How many times have you glossed over or read the following or similar sentence:
The Terms and Conditions have changed. Please read and accept to continue accessing the site.
Dear companies, please explain what has changed instead of ‘expecting’ that we’ll just give up on the 19 pages of legal gibberish.
- Some one please make a online service that archives and tracks all ‘Terms and Conditions’ and ‘Terms of Service’ of most online services as an independent consumer rights service.

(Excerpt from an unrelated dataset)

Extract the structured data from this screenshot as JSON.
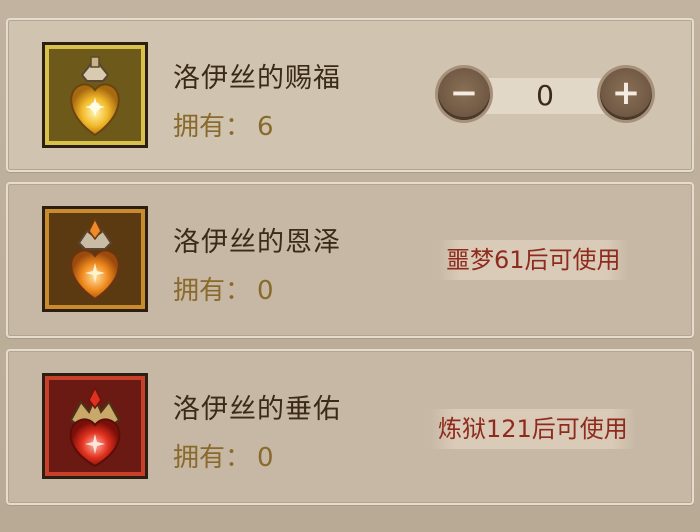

- Explain your Terms in a clear format.
- Explain and visualize changes in the Terms in a clear format
- Agreement reversal: people should be able to have second thoughts about them agreeing on the ‘terms’, and temporary suspend the company ability to use the data of that particular account.
The Terms Archive
Archive the Terms. Such an archive would look like a ‘social’ press release website. An archive per company of all past and current ‘Terms’. In such an archive people can find their own service/ website/ shop and both archive new, re-read and compare the various Terms and Conditions. Comparing terms would be of the most important features. This will give the consumer insight into the changes and be part of the change.
Message to all online services: if you value your users (being online value equity, or actual customers) you should help them through the Terms and Conditions and Terms of Service! There are several formats for that. One would be an indexed video with some one explaining the terms in a modular way without any redirect to other pieces of information, so no caveats. One should be able to ‘get’ each part of the terms. Other way’s is a ‘layman’ version of the document, explaining the consequences of each of the terms.

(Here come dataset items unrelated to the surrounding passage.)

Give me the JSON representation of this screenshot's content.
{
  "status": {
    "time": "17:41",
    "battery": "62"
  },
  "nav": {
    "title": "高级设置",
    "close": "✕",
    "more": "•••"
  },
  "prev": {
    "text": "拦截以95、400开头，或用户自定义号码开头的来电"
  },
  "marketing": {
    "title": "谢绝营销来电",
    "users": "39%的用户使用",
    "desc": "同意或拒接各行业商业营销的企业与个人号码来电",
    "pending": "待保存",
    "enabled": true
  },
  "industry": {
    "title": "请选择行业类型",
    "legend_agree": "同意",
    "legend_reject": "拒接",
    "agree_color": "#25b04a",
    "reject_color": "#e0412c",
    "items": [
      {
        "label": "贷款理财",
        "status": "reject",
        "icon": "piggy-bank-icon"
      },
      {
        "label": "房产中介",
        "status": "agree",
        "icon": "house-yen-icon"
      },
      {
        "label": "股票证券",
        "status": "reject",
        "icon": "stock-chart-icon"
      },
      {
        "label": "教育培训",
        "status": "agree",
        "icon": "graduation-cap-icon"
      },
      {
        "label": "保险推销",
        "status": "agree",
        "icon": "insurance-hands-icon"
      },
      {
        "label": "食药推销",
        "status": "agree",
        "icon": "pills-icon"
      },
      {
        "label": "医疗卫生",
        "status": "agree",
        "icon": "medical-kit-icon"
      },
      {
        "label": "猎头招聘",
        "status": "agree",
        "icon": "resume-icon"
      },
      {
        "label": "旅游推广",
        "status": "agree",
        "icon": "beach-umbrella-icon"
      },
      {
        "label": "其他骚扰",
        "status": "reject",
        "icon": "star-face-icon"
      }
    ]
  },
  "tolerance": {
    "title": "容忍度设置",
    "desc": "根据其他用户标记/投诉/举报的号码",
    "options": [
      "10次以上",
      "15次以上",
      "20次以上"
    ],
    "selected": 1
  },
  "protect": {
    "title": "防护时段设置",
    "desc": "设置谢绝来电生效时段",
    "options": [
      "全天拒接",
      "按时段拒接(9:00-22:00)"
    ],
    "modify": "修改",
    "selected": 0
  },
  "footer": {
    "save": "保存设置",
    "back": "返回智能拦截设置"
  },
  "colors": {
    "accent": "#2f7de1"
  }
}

Explain and visualize changes in your Terms
This is the actual crux of the matter. It’s hard to see, compare and detect the changes made in any document. Companies should put some effort into explaining or make insightful what the actual changes are, and also talk about why the terms changed. A visual format would be a ‘track changes’ (like Microsoft Word) kind of version of the document. This will reflect on how your brand is perceived and trust in your service.

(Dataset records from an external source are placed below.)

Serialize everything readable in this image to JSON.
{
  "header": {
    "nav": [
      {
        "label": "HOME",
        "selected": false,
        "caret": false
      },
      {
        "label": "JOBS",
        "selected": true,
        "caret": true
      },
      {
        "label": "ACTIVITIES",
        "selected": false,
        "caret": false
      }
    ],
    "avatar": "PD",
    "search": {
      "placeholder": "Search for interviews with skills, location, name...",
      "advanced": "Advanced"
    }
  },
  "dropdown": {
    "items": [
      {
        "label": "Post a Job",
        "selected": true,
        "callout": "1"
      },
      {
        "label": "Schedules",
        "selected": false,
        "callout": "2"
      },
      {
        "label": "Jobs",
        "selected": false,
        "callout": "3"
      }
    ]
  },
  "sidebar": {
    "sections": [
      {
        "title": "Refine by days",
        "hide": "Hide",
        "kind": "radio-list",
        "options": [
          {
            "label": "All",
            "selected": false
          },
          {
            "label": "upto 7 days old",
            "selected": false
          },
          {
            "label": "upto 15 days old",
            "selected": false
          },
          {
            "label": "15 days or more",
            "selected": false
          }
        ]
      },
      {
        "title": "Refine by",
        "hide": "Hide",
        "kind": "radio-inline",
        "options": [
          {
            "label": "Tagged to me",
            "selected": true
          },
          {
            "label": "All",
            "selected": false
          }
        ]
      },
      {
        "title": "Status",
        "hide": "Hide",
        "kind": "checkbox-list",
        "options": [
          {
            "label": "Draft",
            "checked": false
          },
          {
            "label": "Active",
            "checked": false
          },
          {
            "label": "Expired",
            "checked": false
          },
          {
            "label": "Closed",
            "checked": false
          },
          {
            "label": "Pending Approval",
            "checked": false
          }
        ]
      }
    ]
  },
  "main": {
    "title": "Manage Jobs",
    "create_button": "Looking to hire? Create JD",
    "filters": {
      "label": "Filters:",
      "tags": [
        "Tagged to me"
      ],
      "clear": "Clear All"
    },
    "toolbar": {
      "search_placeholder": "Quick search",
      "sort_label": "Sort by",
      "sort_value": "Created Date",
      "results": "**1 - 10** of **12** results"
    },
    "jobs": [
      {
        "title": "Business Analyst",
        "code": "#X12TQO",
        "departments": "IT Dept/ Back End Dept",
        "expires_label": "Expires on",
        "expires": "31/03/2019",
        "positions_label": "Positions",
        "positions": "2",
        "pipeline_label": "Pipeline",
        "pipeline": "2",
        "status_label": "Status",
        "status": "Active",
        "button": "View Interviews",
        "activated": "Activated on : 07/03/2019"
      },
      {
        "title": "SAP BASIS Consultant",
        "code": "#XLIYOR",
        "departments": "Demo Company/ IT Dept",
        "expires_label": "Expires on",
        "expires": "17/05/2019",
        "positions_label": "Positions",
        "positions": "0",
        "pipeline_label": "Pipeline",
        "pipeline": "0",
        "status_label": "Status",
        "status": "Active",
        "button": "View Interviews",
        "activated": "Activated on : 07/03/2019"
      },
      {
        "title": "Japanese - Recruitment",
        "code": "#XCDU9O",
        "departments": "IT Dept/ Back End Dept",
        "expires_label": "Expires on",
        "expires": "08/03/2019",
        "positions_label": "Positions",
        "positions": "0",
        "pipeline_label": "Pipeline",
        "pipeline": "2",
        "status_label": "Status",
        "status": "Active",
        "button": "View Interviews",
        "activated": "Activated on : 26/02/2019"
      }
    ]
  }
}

If someone has second thoughts about accepting the terms and conditions of a particular service, they should be able to reverse the agreement and thus suspend the implementation of the changes of the reversed terms. In broad terms that would either mean that the particular account would be suspended with the option to reactivate the account, but also block for the company to use the user-data.
[2011-05-16] We have an update, after some extra thorough Googling we found the TOSBack website an initiative of the EFF (Electronic Frontier Foundation) and TOS Back is available as an Open Source project, which implements some of the features described above! It’s still in the beta, it’s a start. It’s and archive and it does give a visual difference view. Funny to see most changes in the Terms are spelling errors.